Monday, May 30, 2016

The Plants We Grew

Having talked back and forth, several times,
About what would constitute a memorable anniversary gift
We decided, on a whim, not shortlisted
On the list of items with adequate significance, to buy,
As compromise, plants for our adjoining terrace.

Not the potted kind,
I had said to you a dozen times, explaining
I have issues of detachment with sprouts
Whose milestones I have missed;
The very first stalk, translucent green,
Slender, delicate, wobbly bent,
The two leaves, following –
Held in a V, like birds frozen in flight,
Or spindly arms outstretched, grabbing
From beyond the open window, solar leftovers;
What I refer to, casually, as
Ozone’s armed fugitives.

Two leaves in the inner whorl,
Resting on a peduncle, noodle-shaped,
Turning four, then eight, then sixteen, so on –
Seeing, beyond my eyes, limbs take shape,
A nose formulate, pigments distend like open doors,
Tapering waists, dark green nipples, and roots
Under the elevated earth, grow muscular and strong.
They are closer to me than my own,
Babies, we have grown
From scratch, from life suspended in shells
Sold in paper packets, by the pound.

The established ones, in blossom,
Beautiful­ –yes, but estranged in the way
Of adopted children. We uncoil our destinies,
Shovel in additives, and recoil with ligature,
Trying so hard to internalize a borrowed genealogy.

The essential sentiment here is
From scratch, experiencing myself
The processes of gestation, birthing, labor, delivery,
A readied mother, me.
And then, watching under Nature’s magnification, the steps
From a single cell grow into a mature organism;
One with a vision, itself amorous,
Bearing fruit, little progenies that would diversify
Our sensitive racial relapse. Grow into flowers,
Form petals like sleeves, bells, boneless trumpets,
And burst into pollen, fleeting vectors
Of invisible off-springs, children’s inaudible cries
That would further turn the wheel of life,
One more maneuver, then two, then three,
Into a perpetuation, into infinity.

You had argued, then, the idea of convenience.
Some plants, you had said, are just too hard to grow,
Take too much time, are such a bother
To set just right. You were uneasy with effort.
The raising of our children, needing to be
Quick, measured, occasional.
So we struck a balance; some plants, we decided,
We would build from scratch –the daisies, forget-me-nots, bachelor’s buttons,
Others we would borrow and adopt as our own.

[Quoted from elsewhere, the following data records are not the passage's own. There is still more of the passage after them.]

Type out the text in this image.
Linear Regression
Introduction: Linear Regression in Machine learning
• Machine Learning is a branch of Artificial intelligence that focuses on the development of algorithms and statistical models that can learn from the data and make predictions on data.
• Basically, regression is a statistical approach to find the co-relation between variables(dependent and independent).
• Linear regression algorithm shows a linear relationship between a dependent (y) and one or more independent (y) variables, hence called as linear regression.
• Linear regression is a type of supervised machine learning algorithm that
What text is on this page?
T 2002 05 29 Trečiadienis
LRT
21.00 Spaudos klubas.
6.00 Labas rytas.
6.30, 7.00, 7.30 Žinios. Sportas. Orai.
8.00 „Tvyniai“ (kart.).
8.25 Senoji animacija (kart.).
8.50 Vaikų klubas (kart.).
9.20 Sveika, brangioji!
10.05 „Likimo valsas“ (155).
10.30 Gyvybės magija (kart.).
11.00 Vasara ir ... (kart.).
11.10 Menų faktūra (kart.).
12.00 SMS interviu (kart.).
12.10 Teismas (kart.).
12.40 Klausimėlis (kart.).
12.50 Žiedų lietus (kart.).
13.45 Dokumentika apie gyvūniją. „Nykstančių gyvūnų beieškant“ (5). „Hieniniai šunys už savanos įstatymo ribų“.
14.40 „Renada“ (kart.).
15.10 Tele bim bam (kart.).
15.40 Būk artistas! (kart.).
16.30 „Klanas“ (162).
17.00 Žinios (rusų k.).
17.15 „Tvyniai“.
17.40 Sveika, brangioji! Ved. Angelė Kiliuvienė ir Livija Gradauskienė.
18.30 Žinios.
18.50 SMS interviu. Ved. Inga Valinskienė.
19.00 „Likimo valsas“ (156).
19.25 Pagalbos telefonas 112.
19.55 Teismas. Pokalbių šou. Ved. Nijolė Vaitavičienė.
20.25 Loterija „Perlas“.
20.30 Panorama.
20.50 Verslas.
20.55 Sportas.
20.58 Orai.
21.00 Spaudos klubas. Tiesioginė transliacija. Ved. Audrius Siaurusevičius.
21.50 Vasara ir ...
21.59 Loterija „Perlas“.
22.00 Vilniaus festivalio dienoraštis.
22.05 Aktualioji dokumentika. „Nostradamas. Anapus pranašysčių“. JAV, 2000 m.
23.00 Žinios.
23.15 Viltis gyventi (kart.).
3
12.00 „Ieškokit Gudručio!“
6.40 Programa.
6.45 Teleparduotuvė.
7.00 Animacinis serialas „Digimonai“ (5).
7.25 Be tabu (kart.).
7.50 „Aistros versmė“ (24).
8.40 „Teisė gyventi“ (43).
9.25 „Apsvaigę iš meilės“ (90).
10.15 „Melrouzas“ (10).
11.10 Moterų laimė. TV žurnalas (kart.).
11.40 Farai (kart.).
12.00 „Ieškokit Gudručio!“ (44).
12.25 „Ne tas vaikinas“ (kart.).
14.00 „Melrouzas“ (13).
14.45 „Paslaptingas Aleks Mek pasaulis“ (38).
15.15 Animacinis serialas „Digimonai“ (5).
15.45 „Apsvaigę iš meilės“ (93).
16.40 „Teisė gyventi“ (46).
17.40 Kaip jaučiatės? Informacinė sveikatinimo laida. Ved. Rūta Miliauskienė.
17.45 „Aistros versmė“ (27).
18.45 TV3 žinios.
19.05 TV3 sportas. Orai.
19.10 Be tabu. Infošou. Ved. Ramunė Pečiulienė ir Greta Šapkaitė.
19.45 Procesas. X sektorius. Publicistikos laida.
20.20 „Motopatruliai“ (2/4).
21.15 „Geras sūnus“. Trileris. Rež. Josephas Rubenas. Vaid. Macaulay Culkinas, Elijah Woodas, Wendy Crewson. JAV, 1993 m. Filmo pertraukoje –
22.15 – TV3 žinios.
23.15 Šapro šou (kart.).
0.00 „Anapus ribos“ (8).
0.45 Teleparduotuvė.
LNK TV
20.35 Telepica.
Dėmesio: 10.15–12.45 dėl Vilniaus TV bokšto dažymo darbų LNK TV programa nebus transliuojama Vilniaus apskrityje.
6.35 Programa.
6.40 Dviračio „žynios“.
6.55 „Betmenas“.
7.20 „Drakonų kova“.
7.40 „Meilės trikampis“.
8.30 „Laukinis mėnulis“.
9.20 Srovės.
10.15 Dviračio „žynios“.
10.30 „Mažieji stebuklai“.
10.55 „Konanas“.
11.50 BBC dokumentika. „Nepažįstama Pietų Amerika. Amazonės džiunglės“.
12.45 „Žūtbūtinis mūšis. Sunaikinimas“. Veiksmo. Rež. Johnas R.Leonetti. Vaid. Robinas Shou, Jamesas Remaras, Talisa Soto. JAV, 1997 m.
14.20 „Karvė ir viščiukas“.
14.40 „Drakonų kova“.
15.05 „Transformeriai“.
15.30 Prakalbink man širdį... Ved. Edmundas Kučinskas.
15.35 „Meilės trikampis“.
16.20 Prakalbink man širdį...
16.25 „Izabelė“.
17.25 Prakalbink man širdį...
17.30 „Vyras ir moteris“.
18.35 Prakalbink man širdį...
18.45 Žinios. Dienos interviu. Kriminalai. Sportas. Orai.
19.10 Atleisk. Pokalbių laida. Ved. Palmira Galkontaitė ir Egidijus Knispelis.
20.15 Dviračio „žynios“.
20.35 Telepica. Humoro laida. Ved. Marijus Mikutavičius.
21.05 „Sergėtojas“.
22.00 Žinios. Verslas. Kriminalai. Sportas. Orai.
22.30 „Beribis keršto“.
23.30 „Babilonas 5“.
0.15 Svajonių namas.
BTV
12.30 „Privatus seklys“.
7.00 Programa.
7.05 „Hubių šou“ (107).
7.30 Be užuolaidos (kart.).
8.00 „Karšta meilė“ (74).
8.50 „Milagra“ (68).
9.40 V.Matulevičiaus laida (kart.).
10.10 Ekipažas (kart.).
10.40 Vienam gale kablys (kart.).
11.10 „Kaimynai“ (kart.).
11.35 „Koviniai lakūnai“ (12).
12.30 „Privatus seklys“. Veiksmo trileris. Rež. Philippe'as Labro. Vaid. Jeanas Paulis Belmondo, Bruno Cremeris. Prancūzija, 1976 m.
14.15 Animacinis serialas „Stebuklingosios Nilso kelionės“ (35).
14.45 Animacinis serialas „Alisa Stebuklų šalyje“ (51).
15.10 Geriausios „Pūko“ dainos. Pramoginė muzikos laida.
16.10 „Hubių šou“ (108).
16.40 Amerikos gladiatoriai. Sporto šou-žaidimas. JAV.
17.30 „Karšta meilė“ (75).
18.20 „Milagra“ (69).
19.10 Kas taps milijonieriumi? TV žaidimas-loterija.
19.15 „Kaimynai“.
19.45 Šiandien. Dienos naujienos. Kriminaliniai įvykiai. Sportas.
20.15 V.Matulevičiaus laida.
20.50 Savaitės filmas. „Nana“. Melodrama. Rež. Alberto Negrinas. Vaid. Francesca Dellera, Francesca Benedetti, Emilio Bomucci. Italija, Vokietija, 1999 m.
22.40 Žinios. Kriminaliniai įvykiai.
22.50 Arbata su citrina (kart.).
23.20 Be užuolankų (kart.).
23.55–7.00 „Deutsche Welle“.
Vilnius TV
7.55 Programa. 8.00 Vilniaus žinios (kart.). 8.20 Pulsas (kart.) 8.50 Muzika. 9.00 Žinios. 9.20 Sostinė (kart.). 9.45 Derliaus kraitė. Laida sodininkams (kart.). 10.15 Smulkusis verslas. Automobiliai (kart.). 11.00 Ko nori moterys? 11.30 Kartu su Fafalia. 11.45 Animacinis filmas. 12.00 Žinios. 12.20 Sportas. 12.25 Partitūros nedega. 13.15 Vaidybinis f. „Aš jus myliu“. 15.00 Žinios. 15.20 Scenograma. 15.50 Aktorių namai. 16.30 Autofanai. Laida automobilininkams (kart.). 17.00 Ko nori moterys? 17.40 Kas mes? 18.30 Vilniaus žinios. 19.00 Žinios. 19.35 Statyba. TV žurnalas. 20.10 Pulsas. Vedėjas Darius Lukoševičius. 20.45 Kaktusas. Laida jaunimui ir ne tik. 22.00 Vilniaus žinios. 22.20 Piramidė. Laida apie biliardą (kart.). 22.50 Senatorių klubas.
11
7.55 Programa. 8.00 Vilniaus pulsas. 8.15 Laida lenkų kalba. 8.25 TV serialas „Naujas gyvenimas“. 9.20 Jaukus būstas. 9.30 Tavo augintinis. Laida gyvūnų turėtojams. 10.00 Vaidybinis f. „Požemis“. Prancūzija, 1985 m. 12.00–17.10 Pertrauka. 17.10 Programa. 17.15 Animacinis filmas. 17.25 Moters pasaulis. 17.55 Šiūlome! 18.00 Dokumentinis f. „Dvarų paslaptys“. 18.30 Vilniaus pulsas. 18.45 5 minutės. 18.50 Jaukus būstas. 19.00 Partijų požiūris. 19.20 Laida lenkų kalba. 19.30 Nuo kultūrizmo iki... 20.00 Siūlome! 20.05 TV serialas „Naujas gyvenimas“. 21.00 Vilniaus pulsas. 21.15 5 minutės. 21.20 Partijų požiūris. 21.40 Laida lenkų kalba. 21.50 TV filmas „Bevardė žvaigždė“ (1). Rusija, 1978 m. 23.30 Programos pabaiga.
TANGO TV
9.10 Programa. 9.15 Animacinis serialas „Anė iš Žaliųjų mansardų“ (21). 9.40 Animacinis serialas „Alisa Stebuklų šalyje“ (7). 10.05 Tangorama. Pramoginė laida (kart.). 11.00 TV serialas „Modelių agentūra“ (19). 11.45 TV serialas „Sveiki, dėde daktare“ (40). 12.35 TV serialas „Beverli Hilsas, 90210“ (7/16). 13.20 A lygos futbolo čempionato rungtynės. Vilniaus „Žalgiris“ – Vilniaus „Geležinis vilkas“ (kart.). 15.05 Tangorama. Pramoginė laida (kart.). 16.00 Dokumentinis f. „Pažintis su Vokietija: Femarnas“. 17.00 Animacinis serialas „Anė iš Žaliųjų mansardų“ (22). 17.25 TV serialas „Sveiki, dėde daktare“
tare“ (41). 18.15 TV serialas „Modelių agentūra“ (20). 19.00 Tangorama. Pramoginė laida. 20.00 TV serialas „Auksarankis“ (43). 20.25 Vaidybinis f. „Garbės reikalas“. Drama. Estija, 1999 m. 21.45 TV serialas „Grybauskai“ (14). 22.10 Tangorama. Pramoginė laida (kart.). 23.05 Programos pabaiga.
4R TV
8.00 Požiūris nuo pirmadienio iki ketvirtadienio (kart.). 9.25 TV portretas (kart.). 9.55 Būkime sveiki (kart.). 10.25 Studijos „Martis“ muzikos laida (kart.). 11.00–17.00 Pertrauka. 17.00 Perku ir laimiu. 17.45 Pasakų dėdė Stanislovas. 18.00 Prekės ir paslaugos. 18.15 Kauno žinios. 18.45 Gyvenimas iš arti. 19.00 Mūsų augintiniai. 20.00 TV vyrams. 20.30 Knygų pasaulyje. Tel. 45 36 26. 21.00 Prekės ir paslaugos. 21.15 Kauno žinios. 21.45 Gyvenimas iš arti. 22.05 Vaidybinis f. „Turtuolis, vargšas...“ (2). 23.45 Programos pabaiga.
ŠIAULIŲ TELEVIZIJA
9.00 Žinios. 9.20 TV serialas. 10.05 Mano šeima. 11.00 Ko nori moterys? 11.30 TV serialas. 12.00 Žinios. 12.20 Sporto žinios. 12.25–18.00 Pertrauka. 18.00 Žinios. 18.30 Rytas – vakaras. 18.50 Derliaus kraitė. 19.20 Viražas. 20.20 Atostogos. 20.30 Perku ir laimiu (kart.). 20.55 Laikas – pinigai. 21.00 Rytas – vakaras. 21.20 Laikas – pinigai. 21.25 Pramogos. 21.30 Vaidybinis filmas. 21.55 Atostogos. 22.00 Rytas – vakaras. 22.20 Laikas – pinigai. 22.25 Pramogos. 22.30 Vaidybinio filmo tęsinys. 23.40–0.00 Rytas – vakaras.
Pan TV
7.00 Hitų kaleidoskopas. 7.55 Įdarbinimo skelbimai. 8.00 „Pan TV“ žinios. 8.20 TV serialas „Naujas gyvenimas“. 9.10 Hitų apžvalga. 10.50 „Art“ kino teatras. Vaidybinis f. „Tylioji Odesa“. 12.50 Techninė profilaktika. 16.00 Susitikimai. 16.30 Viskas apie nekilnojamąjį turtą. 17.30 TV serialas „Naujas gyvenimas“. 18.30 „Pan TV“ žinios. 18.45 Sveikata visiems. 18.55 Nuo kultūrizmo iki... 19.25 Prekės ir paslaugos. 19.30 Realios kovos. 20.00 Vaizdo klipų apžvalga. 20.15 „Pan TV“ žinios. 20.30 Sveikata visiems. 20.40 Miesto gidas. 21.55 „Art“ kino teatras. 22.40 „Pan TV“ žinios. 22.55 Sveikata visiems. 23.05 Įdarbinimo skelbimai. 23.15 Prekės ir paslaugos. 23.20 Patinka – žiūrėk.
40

And so we did. And I fell in love
With you, and our babies, all over again.
Watching, within the planters, the judgment
Of Nature’s court; struggling for existence,
The fittest, surviving. And the dead ones,
We lifted, from their cushion-less beds,
Kissed their lids of permanent dreams,
Spoke in rhyme of the joy they brought,
And buried them back into the Earth.